Disparity in courts
Blacks, Hispanics prosecuted at higher rates in Connecticut
Disproportionate rate of Black residents face felony charges.
Black and Hispanic residents continue to make up a disproportionate number of people in Connecticut’s justice system, which also is charging African Americans with felonies at higher rates, according to an analysis of state prosecution data released Thursday.

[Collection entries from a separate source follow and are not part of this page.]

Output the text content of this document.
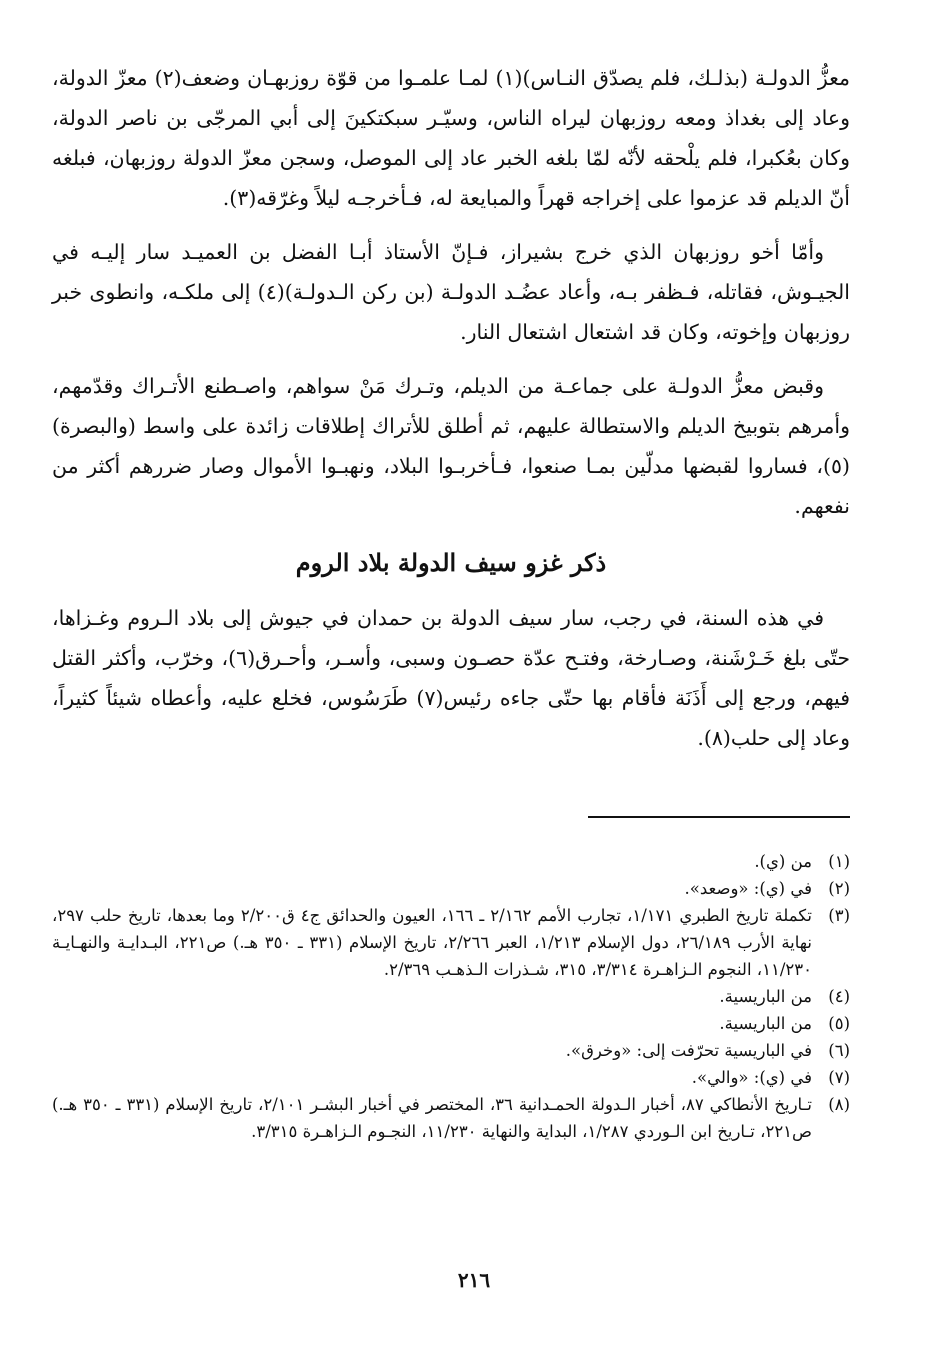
معزُّ الدولـة (بذلـك، فلم يصدّق النـاس)(١) لمـا علمـوا من قوّة روزبهـان وضعف(٢) معزّ الدولة، وعاد إلى بغداذ ومعه روزبهان ليراه الناس، وسيّـر سبكتكينَ إلى أبي المرجّى بن ناصر الدولة، وكان بعُكبرا، فلم يلْحقه لأنّه لمّا بلغه الخبر عاد إلى الموصل، وسجن معزّ الدولة روزبهان، فبلغه أنّ الديلم قد عزموا على إخراجه قهراً والمبايعة له، فـأخرجـه ليلاً وغرّقه(٣).

وأمّا أخو روزبهان الذي خرج بشيراز، فـإنّ الأستاذ أبـا الفضل بن العميـد سار إليـه في الجيـوش، فقاتله، فـظفر بـه، وأعاد عضُـد الدولـة (بن ركن الـدولـة)(٤) إلى ملكـه، وانطوى خبر روزبهان وإخوته، وكان قد اشتعال اشتعال النار.

وقبض معزُّ الدولـة على جماعـة من الديلم، وتـرك مَنْ سواهم، واصـطنع الأتـراك وقدّمهم، وأمرهم بتوبيخ الديلم والاستطالة عليهم، ثم أطلق للأتراك إطلاقات زائدة على واسط (والبصرة)(٥)، فساروا لقبضها مدلّين بمـا صنعوا، فـأخربـوا البلاد، ونهبـوا الأموال وصار ضررهم أكثر من نفعهم.

ذكر غزو سيف الدولة بلاد الروم

في هذه السنة، في رجب، سار سيف الدولة بن حمدان في جيوش إلى بلاد الـروم وغـزاها، حتّى بلغ خَـرْشَنة، وصـارخة، وفتـح عدّة حصـون وسبى، وأسـر، وأحـرق(٦)، وخرّب، وأكثر القتل فيهم، ورجع إلى أَذَنَة فأقام بها حتّى جاءه رئيس(٧) طَرَسُوس، فخلع عليه، وأعطاه شيئاً كثيراً، وعاد إلى حلب(٨).

(١)
من (ي).
(٢)
في (ي): «وصعد».
(٣)
تكملة تاريخ الطبري ١/١٧١، تجارب الأمم ٢/١٦٢ ـ ١٦٦، العيون والحدائق ج٤ ق٢/٢٠٠ وما بعدها، تاريخ حلب ٢٩٧، نهاية الأرب ٢٦/١٨٩، دول الإسلام ١/٢١٣، العبر ٢/٢٦٦، تاريخ الإسلام (٣٣١ ـ ٣٥٠ هـ.) ص٢٢١، البـدايـة والنهـايـة ١١/٢٣٠، النجوم الـزاهـرة ٣/٣١٤، ٣١٥، شـذرات الـذهـب ٢/٣٦٩.
(٤)
من الباريسية.
(٥)
من الباريسية.
(٦)
في الباريسية تحرّفت إلى: «وخرق».
(٧)
في (ي): «والي».
(٨)
تـاريخ الأنطاكي ٨٧، أخبار الـدولة الحمـدانية ٣٦، المختصر في أخبار البشـر ٢/١٠١، تاريخ الإسلام (٣٣١ ـ ٣٥٠ هـ.) ص٢٢١، تـاريخ ابن الـوردي ١/٢٨٧، البداية والنهاية ١١/٢٣٠، النجـوم الـزاهـرة ٣/٣١٥.
٢١٦
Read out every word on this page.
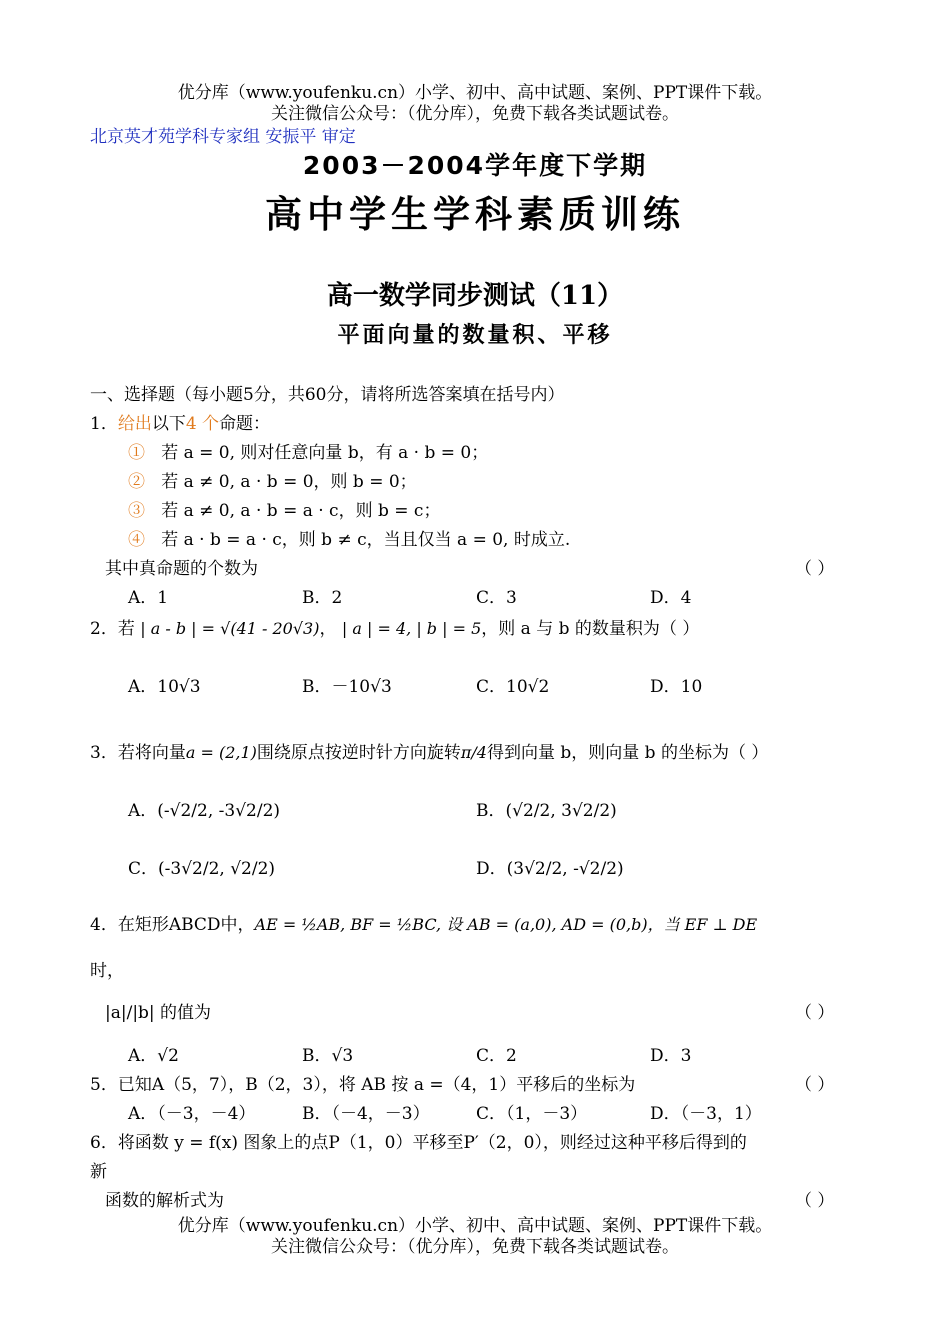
优分库（www.youfenku.cn）小学、初中、高中试题、案例、PPT课件下载。
关注微信公众号：（优分库），免费下载各类试题试卷。
北京英才苑学科专家组 安振平 审定
2003－2004学年度下学期
高中学生学科素质训练
高一数学同步测试（11）
平面向量的数量积、平移
一、选择题（每小题5分，共60分，请将所选答案填在括号内）
1．给出以下4 个命题：
① 若 a = 0, 则对任意向量 b，有 a · b = 0；
② 若 a ≠ 0, a · b = 0，则 b = 0；
③ 若 a ≠ 0, a · b = a · c，则 b = c；
④ 若 a · b = a · c，则 b ≠ c，当且仅当 a = 0, 时成立.
其中真命题的个数为	（ ）
A．1	B．2	C．3	D．4
2．若 | a - b | = √(41 - 20√3)， | a | = 4, | b | = 5，则 a 与 b 的数量积为 （ ）
A．10√3	B．－10√3	C．10√2	D．10
3．若将向量a = (2,1)围绕原点按逆时针方向旋转π/4得到向量 b，则向量 b 的坐标为（ ）
A．(-√2/2, -3√2/2)	B．(√2/2, 3√2/2)
C．(-3√2/2, √2/2)	D．(3√2/2, -√2/2)
4．在矩形ABCD中，AE = ½AB, BF = ½BC, 设 AB = (a,0), AD = (0,b)，当 EF ⊥ DE
时，
|a|/|b| 的值为	（ ）
A．√2	B．√3	C．2	D．3
5．已知A（5，7），B（2，3），将 AB 按 a =（4，1）平移后的坐标为	（ ）
A．（－3，－4）	B．（－4，－3）	C．（1，－3）	D．（－3，1）
6．将函数 y = f(x) 图象上的点P（1，0）平移至P′（2，0），则经过这种平移后得到的
新
函数的解析式为	（ ）
优分库（www.youfenku.cn）小学、初中、高中试题、案例、PPT课件下载。
关注微信公众号：（优分库），免费下载各类试题试卷。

The report is the second annual review of court data stemming from a 2019 state law mandating a deep look into how state prosecutors are doing their jobs and the fairness of the justice system. State officials say it was the first law of its kind in the country.
Researchers with the state Office of Policy and Management and The Urban Institute reviewed nearly 156,000 charges in more than 65,000 criminal cases that were closed in 2020. The number of total cases declined 47% compared with 2019, which officials linked to the coronavirus pandemic and the shutdown of many courthouses, but racial disparities remained at nearly the same levels.
About 28% of all disposed cases in 2020 involved Black residents, who comprise 11% of the state population, the same percentage as in 2019. Hispanic residents, who make up 17% of the population, were charged in 23% of all disposed cases in 2020, compared with 26% in 2019.
White residents comprise 67% of the population and were involved in 46% of prosecutions in 2020, up three percentage points from the year before.
The report also said Black defendants are disproportionately represented among those prosecuted for felonies.
Analysts noted that about 62% of violent crimes in the state are reported in the Hartford, New Haven and Bridgeport judicial districts, where about 63% of the state’s Black residents and 47% of the state’s Hispanic population live.
The report does not specifically address the reasoning behind the racial disparities.
“There is substantial disproportionality across the three demographic groups,” Marc Pelka, the state’s undersecretary for criminal justice, told the state Criminal Justice Commission on Thursday during a presentation of the report.
“We feel it’s important to share this analysis and use it as a platform to dig in deeper into this, to examine earlier on in the criminal justice system opportunities to reduce disparity,” he said.
Chief State’s Attorney Richard Colangelo Jr., the state’s top prosecutor, noted prosecutors nolled — or dropped — criminal charges in 47% of the cases disposed of in 2020. In many of those cases, defendants agreed to enter diversionary programs that resulted in charges being erased. In other disposed cases, 29% were dismissed by the courts and 24% resulted in convictions.
Colangelo said nolles are an important tool for prosecutors.
“Because the prosecutors don’t
screen charges from the police, this is kind of our equalizer, the way to equalize those things in the system in Connecticut,” Colangelo said.
Reginald Betts, a member of the Criminal Justice Commission, said the large number of cases nolled and dismissed may suggest problems with policing. But he said more data is needed before coming to any conclusions, including ones about racial disparities.
“We could try to make some assumptions about Black criminality or we could try to make assumptions about over-policing,” said Betts, who spent eight years in prison for a carjacking he committed as a teenager and is now a lawyer. “I think that data alone doesn’t really support either one of those conclusions, and I
would prefer not make either one.”
Betts and Scot X. Esdaile, president of the Connecticut State Conference of the NAACP, said the data show what they already know, that the criminal justice system is harsher on Black people and other minorities.
“This report is shameful,” Esdaile said in an interview. He added that with the wide range of police accountability and other criminal justice reforms passed by the state in recent years, “We should be a lot more progressive in the state of Connecticut.”